Output Data Formats#

The dftio parse command can save the processed data in several formats, controlled by the --format (or -f) option. Each format has its own advantages depending on the use case.

dat (Directory Format)#

This is the default format (-f dat). It saves the parsed data into a well-organized directory structure, making it easy to inspect and use with simple scripts.

A new directory is created for each parsed calculation, named {formula}.{index} (e.g., Si2.0).

  • Structure Data: Saved as plain text files.

    • cell.dat: Lattice vectors for each frame.

    • positions.dat: Atomic positions for each frame.

    • atomic_numbers.dat: A list of atomic numbers for the system.

    • pbc.dat: A boolean array indicating periodic boundary conditions (e.g., [True, True, True]).

  • Eigenvalue Data: Saved as NumPy binary files (.npy).

    • kpoints.npy: The coordinates of each k-point.

    • eigenvalues.npy: A 3D array containing the eigenvalues for each frame, k-point, and band index.

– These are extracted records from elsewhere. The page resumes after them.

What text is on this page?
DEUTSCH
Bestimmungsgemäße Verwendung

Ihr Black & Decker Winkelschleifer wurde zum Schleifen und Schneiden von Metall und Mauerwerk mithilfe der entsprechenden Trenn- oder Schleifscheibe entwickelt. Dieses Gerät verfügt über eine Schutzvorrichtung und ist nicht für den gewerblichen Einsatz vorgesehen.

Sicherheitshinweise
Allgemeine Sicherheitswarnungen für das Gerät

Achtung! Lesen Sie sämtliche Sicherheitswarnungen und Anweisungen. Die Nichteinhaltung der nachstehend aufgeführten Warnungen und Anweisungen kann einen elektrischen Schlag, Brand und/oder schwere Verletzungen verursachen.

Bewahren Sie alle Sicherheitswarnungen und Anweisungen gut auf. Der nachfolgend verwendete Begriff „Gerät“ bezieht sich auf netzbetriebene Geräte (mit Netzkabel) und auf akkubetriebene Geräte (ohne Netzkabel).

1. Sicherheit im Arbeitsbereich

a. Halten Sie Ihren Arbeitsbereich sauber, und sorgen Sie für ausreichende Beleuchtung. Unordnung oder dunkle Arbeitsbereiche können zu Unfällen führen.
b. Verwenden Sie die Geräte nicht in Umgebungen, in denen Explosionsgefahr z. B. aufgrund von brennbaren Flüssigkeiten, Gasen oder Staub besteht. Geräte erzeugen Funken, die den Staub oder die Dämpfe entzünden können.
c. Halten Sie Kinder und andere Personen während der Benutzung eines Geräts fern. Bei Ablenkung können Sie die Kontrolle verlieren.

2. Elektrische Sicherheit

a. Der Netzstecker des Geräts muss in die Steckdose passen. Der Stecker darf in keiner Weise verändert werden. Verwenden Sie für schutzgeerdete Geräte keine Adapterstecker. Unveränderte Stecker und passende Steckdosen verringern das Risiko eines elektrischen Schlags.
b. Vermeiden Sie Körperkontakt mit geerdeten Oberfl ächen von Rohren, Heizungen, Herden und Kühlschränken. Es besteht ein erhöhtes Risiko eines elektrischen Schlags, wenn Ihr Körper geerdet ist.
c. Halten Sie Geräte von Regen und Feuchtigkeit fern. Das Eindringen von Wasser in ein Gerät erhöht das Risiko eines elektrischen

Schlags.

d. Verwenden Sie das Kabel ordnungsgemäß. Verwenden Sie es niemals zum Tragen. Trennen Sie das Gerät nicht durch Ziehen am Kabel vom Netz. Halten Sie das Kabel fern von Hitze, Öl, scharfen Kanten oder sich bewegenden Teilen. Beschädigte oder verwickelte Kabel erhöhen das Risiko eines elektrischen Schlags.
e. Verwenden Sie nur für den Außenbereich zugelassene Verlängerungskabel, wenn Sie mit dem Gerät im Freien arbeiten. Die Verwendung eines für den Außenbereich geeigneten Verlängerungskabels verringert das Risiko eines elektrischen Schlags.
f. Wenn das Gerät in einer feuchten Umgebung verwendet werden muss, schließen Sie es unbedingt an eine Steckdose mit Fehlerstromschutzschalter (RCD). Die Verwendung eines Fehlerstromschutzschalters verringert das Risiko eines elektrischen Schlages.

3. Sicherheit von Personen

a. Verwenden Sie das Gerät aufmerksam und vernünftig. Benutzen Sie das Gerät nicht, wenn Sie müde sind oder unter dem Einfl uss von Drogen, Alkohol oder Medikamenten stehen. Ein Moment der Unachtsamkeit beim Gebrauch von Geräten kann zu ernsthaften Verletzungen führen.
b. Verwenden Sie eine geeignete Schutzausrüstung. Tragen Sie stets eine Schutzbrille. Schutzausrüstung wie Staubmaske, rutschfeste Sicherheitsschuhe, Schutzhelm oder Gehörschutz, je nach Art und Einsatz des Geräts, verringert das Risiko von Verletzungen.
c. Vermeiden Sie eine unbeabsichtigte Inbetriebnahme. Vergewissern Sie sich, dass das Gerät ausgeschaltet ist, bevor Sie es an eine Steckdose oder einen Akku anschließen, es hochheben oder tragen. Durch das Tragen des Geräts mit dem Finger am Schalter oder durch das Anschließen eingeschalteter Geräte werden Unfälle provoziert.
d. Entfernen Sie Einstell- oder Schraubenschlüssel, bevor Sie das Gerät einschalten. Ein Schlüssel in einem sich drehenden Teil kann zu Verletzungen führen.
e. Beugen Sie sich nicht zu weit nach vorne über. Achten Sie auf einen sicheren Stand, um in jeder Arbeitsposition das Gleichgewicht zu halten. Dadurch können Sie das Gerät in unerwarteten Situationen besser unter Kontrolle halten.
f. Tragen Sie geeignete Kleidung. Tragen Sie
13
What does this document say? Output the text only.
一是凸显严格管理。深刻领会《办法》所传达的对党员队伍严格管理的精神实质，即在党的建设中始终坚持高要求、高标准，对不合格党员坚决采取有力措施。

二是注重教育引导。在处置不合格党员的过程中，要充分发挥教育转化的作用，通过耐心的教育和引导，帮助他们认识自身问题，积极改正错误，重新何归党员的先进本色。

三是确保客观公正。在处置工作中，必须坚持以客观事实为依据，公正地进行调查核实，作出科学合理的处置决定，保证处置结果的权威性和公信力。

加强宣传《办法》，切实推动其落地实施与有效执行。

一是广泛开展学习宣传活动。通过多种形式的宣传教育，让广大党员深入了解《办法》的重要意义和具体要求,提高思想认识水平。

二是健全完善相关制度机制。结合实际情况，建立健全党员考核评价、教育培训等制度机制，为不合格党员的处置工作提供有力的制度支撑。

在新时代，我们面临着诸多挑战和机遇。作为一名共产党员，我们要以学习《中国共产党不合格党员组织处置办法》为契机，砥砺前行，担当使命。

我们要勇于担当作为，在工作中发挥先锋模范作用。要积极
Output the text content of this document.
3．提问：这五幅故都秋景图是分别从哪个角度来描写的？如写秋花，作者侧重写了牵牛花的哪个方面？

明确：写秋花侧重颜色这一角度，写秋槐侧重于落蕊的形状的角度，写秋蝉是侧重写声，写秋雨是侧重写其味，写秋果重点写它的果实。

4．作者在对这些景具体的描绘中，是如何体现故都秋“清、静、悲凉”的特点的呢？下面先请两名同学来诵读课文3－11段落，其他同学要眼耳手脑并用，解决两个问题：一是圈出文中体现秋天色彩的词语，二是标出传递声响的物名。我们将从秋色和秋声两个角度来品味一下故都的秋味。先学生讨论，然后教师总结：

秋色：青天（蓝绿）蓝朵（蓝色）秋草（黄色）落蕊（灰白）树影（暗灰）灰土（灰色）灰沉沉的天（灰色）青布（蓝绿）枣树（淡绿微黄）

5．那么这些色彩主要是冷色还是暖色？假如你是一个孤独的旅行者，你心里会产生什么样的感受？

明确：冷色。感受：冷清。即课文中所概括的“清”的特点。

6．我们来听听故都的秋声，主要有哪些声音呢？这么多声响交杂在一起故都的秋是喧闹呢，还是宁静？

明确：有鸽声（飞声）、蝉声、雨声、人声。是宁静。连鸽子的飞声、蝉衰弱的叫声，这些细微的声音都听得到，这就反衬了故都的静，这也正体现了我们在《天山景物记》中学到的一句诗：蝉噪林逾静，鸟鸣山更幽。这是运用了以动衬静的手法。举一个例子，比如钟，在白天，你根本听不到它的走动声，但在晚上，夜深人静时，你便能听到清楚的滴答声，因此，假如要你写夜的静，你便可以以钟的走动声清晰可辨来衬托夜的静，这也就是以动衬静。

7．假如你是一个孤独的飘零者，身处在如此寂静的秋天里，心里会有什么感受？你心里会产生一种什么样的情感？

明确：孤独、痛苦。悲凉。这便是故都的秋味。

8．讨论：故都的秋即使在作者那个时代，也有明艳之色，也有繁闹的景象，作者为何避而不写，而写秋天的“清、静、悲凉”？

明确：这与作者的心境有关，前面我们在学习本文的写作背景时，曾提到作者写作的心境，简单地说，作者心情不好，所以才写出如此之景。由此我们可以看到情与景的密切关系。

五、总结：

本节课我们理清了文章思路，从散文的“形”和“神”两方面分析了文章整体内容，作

  • Matrix Data (Hamiltonian, Overlap, etc.): Saved in HDF5 format (.h5).

    • hamiltonians.h5: Contains the real-space Hamiltonian matrices.

    • overlaps.h5: Contains the overlap matrices.

    • density_matrices.h5: Contains the density matrices. Each HDF5 file is organized by frame number, with datasets inside corresponding to the matrix blocks (e.g., 0_0_0_0_0).

    • basis.dat: A text file describing the atomic basis set used.

ase (Atomic Simulation Environment) Format#

This format (-f ase) is similar to dat, but it stores the structural information in a standard ASE trajectory file, which is useful for direct integration with the Atomic Simulation Environment.

  • Structure Data:

    • xdat.traj: An ASE trajectory file containing the structure (atoms, positions, cell) for every frame.

  • Eigenvalue and Matrix Data:

    • All other data (eigenvalues, matrices) are saved in the same way as the dat format, using .npy and .h5 files within the same output directory.

lmdb (Lightning DB) Format#

This format (-f lmdb) is designed for high-performance applications where quick access to individual data frames from a very large dataset is required. It stores all information in a single binary database file.

  • Database File:

    • A single file named data.{pid}.lmdb is created, where {pid} is the process ID.

  • Structure:

    • The database contains key-value pairs. Each value is a pickled Python dictionary that represents a single frame of the calculation.

    • Each dictionary contains all data for that frame: positions, cell, atomic_numbers, eigenvalues, hamiltonian, etc.

    • This structure avoids having to manage thousands of individual files and can significantly speed up data loading.